No puedo olvidar el día que una señora mostrando un comportamiento absolutamente delirante (había heredado una fortuna de un tío suyo que vivió en Argentina y del que no sabía ni que existiera) pidió para comer “bacalado with tomato” (pronúnciese bacalado guiz tomato. Así sonó). Dijo eso moviendo la mano derecha, la que tenía llena de sortijas y pulseras de oro, mientras me contaba su último viaje a Londres. La mujer era natural de Toledo. Como yo. El camarero me miró esperando que pidiera mi plato. Tomaré bacalao con tomate. Yo es que veraneo en Ávila. Así nunca llegarás a nada, hijo, me dijo algo enfadada.
Posiblemente tenía razón aquella mujer. Me he quedado donde estaba. Tomando bacalao con tomate. Sin hacer el ridículo. Escuchando a Chopin y a Mozart cuando quiero disfrutar de la buena música. Y a Smetana, Danzi o Khachaturian. Intentando no aparentar lo que no soy ni quiero llegar a ser de ninguna de las maneras. Sin ser cruel. Tampoco eso me gusta. Ella sigue en el mismo sitio en el que estaba antes de heredar. Eso seguro. Pesando un kilo más por el oro que luce, pero en el lugar exacto. Ni un milímetro más allá.
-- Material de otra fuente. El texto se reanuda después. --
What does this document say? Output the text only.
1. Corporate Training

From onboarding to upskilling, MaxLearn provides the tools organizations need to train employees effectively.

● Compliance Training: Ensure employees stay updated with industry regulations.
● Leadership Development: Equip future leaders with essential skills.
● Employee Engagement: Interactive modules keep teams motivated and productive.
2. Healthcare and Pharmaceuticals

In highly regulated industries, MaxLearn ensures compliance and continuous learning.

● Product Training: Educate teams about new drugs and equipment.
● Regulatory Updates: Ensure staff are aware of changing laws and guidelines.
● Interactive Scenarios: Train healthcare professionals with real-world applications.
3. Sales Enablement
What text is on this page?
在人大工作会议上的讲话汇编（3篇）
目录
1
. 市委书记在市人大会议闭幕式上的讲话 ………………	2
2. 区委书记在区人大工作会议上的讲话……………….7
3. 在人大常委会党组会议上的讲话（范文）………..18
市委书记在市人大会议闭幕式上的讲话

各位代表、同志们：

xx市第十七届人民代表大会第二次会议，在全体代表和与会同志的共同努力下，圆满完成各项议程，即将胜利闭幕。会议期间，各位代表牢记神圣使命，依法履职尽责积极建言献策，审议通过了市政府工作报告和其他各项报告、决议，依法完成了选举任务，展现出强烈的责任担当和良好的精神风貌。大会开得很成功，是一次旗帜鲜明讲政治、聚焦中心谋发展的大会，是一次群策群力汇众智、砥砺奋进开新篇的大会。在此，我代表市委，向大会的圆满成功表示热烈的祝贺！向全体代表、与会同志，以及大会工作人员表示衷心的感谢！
Es penoso, mucho, comprobar que son este tipo de personas las que controlan un pedacito de la sociedad, del mundo del arte, de la política. Y más penoso comprobar que muchos quieren ser como ellos, imitar su ridiculez. Eso es lo que se lleva. Mola más ser un hortera con dinero que un pobre intelectual al que no le llega el dinero a final de mes. Eso es lo que creen, pero es mentira.
Yo de momento me voy a comer un plato exquisito de bacalao con tomate. Y pienso repetir.